Fellers v. United States
Annotate this Case
540 U.S. 519 (2004)
- Syllabus |
OCTOBER TERM, 2003
FELLERS V. UNITED STATES
SUPREME COURT OF THE UNITED STATES
FELLERS v. UNITED STATES
certiorari to the united states court of appeals for the eighth circuit
No. 02–6320. Argued December 10, 2003—Decided January 26, 2004
Police officers went to petitioner’s home and advised him that they had come to discuss his involvement in drug distribution. They told him that they had a federal warrant for his arrest and that a grand jury had indicted him for conspiracy to distribute methamphetamine. During the course of a brief discussion, petitioner made several inculpatory statements. Once at the county jail, petitioner was advised of his rights under Miranda v. Arizona, 384 U. S. 436, and Patterson v. Illinois, 487 U. S. 285, signed a waiver of those rights, and reiterated his earlier statements. Before trial, he moved to suppress the inculpatory statements he made at his home and at the jail. A Magistrate Judge recommended that the home statements be suppressed because the officers had not informed petitioner of his Miranda rights, and that portions of his jailhouse statements be suppressed as fruits of the prior failure to provide Miranda warnings. The District Court suppressed the unwarned home statements but admitted the jailhouse statements pursuant to Oregon v. Elstad, 470 U. S. 298, concluding that petitioner had knowingly and voluntarily waived his Miranda rights before making the statements. The Eighth Circuit affirmed the conviction, holding that petitioner’s jailhouse statements were properly admitted under Elstad, and that the officers had not violated his Sixth Amendment right to counsel under Patterson because they did not interrogate him at his home.

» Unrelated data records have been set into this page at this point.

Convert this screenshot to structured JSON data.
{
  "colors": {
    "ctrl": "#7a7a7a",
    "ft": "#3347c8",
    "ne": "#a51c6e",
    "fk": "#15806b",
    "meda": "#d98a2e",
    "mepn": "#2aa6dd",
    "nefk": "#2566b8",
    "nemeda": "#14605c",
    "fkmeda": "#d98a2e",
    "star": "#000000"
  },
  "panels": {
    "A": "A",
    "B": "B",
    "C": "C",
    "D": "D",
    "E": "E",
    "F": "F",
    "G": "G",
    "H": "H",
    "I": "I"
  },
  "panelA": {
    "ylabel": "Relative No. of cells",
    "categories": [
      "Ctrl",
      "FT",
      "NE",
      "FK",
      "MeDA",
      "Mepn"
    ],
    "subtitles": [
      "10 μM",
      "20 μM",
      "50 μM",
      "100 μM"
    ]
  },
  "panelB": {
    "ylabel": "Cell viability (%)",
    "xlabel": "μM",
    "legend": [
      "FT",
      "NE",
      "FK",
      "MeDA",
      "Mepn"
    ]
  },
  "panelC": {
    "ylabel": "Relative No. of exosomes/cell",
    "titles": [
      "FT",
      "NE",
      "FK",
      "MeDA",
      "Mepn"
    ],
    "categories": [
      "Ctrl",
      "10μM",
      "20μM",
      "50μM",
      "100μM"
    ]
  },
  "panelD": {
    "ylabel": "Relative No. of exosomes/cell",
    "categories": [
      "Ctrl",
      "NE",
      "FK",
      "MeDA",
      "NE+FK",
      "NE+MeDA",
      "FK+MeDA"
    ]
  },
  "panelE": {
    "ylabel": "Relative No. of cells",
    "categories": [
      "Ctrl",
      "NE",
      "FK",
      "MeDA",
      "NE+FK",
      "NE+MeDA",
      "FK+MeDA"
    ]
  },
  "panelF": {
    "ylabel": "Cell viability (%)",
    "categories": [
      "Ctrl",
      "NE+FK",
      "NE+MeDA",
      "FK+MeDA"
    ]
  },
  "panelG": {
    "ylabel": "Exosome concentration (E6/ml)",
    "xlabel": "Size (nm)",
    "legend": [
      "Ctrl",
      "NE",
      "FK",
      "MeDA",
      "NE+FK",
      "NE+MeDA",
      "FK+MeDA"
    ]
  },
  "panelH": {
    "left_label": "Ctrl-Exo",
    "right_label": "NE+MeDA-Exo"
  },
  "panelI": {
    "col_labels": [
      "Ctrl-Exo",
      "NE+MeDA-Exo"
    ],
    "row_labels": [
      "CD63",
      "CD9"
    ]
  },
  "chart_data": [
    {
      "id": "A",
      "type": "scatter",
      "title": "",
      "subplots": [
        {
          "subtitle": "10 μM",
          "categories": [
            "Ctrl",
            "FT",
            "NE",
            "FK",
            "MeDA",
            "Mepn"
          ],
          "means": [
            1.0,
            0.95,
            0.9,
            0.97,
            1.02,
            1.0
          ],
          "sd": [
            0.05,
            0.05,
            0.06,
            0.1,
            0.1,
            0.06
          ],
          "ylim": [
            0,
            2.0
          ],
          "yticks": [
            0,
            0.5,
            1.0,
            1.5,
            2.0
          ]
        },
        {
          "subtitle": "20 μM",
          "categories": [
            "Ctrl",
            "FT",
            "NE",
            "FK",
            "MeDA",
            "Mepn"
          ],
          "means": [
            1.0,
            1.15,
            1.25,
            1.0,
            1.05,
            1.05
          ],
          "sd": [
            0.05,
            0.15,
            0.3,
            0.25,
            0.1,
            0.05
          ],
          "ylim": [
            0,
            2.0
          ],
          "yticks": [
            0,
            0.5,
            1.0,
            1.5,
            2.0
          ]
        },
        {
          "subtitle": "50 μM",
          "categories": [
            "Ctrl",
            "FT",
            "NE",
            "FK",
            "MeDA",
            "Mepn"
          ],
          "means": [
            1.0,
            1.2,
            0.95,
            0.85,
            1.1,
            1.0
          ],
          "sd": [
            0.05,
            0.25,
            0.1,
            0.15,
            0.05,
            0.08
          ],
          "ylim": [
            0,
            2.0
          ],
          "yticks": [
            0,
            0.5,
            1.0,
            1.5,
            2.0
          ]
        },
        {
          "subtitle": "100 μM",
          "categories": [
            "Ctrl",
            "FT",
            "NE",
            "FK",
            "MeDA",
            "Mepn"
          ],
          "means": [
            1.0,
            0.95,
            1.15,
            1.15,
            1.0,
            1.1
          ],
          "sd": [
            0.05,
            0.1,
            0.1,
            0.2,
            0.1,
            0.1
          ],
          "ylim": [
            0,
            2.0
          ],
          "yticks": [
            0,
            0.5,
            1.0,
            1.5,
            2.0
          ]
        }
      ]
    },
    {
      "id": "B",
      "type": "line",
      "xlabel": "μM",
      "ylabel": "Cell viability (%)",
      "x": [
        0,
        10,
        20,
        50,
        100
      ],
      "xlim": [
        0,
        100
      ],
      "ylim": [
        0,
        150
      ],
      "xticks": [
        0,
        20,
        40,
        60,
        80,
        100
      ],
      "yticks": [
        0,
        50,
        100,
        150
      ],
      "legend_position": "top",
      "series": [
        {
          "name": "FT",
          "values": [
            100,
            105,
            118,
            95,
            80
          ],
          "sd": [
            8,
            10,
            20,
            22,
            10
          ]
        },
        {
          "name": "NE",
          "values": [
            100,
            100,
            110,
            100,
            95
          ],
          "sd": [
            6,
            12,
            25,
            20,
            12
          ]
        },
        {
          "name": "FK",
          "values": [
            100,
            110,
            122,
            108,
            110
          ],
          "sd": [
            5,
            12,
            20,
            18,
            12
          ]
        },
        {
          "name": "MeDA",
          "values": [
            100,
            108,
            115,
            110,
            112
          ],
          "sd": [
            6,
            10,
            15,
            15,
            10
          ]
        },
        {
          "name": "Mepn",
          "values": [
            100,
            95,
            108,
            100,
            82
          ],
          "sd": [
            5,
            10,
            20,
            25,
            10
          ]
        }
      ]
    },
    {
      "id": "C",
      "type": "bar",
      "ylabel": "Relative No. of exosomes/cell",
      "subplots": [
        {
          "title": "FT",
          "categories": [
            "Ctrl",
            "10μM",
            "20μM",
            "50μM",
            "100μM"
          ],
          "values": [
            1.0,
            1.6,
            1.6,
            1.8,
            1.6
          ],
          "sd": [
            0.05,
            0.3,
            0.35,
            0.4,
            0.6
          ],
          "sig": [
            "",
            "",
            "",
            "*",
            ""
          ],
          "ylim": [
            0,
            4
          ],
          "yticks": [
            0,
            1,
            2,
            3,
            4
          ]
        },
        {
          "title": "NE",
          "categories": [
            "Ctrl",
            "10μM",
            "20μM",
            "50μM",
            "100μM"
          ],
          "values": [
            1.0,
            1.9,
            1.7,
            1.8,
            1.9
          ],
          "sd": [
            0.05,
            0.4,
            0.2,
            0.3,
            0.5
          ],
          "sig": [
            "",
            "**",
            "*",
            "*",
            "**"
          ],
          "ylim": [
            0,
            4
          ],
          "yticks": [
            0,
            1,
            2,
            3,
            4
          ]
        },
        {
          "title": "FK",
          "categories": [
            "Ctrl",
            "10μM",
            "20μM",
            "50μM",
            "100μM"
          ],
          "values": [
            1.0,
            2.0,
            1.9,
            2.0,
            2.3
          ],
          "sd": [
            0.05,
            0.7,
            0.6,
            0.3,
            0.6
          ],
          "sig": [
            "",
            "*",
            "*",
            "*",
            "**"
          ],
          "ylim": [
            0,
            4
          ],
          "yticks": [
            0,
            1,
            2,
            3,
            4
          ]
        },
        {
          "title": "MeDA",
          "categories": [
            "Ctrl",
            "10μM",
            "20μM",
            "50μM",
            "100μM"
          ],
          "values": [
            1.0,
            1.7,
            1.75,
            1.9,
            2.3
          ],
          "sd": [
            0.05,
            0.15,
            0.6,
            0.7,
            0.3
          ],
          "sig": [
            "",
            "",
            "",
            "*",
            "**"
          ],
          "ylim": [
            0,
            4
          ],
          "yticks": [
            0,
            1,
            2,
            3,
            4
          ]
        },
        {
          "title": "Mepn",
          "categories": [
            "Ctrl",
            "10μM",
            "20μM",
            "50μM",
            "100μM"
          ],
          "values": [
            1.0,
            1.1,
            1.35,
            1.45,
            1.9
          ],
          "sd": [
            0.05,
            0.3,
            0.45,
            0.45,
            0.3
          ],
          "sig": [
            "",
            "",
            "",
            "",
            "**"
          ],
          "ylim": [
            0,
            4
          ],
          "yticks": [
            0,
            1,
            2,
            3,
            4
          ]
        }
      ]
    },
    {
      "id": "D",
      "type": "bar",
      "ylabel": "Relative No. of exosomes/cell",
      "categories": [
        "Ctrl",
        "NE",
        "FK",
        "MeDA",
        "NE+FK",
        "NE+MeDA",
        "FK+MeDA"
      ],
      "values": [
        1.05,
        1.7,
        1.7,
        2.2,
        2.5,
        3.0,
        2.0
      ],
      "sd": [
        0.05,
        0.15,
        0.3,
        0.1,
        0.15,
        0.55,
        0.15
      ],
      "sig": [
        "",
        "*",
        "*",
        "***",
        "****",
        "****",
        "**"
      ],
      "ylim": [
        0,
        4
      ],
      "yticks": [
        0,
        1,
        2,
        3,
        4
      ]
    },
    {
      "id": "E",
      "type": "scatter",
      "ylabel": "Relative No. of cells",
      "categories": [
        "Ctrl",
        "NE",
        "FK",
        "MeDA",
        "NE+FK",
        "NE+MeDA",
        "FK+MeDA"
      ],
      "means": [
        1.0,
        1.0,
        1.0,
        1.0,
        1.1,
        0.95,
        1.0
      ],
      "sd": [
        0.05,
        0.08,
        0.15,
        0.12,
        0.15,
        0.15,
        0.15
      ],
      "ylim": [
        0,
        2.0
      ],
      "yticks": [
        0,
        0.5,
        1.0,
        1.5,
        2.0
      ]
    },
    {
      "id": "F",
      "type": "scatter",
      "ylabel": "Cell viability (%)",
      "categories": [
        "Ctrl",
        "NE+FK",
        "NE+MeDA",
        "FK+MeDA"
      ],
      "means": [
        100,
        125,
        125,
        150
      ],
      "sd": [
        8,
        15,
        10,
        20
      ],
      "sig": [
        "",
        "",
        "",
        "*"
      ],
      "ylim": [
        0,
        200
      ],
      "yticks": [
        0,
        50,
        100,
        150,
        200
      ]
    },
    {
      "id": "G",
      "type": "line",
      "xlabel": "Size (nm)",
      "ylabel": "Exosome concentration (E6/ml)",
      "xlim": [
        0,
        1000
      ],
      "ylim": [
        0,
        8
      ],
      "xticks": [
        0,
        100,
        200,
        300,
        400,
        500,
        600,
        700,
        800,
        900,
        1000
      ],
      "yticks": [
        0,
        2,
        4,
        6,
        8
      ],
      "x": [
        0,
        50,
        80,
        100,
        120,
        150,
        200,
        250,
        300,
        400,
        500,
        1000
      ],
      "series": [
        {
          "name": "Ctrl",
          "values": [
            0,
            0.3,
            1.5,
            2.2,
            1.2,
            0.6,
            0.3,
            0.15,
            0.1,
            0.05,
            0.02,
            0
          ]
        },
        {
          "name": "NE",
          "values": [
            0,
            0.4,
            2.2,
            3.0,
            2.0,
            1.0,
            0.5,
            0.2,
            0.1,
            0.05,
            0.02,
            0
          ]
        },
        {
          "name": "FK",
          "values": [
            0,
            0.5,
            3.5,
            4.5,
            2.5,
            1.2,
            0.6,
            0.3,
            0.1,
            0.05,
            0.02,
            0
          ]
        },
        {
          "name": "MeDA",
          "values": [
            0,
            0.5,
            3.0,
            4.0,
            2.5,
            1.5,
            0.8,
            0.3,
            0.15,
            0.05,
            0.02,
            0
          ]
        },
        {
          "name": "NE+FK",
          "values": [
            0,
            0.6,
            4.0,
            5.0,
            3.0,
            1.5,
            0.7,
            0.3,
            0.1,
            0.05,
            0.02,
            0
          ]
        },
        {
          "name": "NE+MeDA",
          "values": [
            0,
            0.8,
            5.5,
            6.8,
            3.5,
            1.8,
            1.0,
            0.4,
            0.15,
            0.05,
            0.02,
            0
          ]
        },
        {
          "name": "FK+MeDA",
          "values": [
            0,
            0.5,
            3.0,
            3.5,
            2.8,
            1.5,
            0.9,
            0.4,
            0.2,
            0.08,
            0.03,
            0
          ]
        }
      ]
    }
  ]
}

Held: The Eighth Circuit erred in holding that the absence of an “interrogation” foreclosed petitioner’s claim that his jailhouse statements should have been suppressed as fruits of the statements taken from him at his home. Pp. 4–6.
(a) An accused is denied the protections of the Sixth Amendment “when there [is] used against him at his trial … his own incriminating words, which federal agents … deliberately elicited from him after he had been indicted and in the absence of his counsel.” Massiah v. United States, 377 U. S. 201, 206. This Court has consistently applied the deliberate-elicitation standard in subsequent Sixth Amendment cases, see, e.g., United States v. Henry, 447 U. S. 264, and has expressly distinguished it from the Fifth Amendment custodial-interrogation standard, see, e.g., Michigan v. Jackson, 475 U. S. 625. There is no question here that the officers “deliberately elicited” information from petitioner at his home. Because their discussion took place after petitioner had been indicted, outside the presence of counsel, and in the absence of any waiver of his Sixth Amendment rights, the officers’ actions violated the Sixth Amendment standards established in Massiah, supra, and its progeny. Pp. 4–5.
(b) Because of its erroneous determination that petitioner was not questioned in violation of Sixth Amendment standards, the Eighth Circuit improperly conducted its “fruits” analysis under the Fifth Amendment. In applying Elstad, supra, to hold that the admissibility of the jailhouse statements turned solely on whether they were knowing and voluntary, the court did not reach the question whether the Sixth Amendment requires suppression of those statements on the ground that they were the fruits of previous questioning that violated the Sixth Amendment deliberate-elicitation standard. As this Court has not had occasion to decide whether the rationale of Elstad applies when a suspect makes incriminating statements after a knowing and voluntary waiver of his right to counsel notwithstanding earlier police questioning in violation of Sixth Amendment standards, the case is remanded to the Eighth Circuit to address this issue in the first instance. Pp. 5–6.
285 F. 3d 721, reversed and remanded.
O’Connor, J., delivered the opinion for a unanimous Court.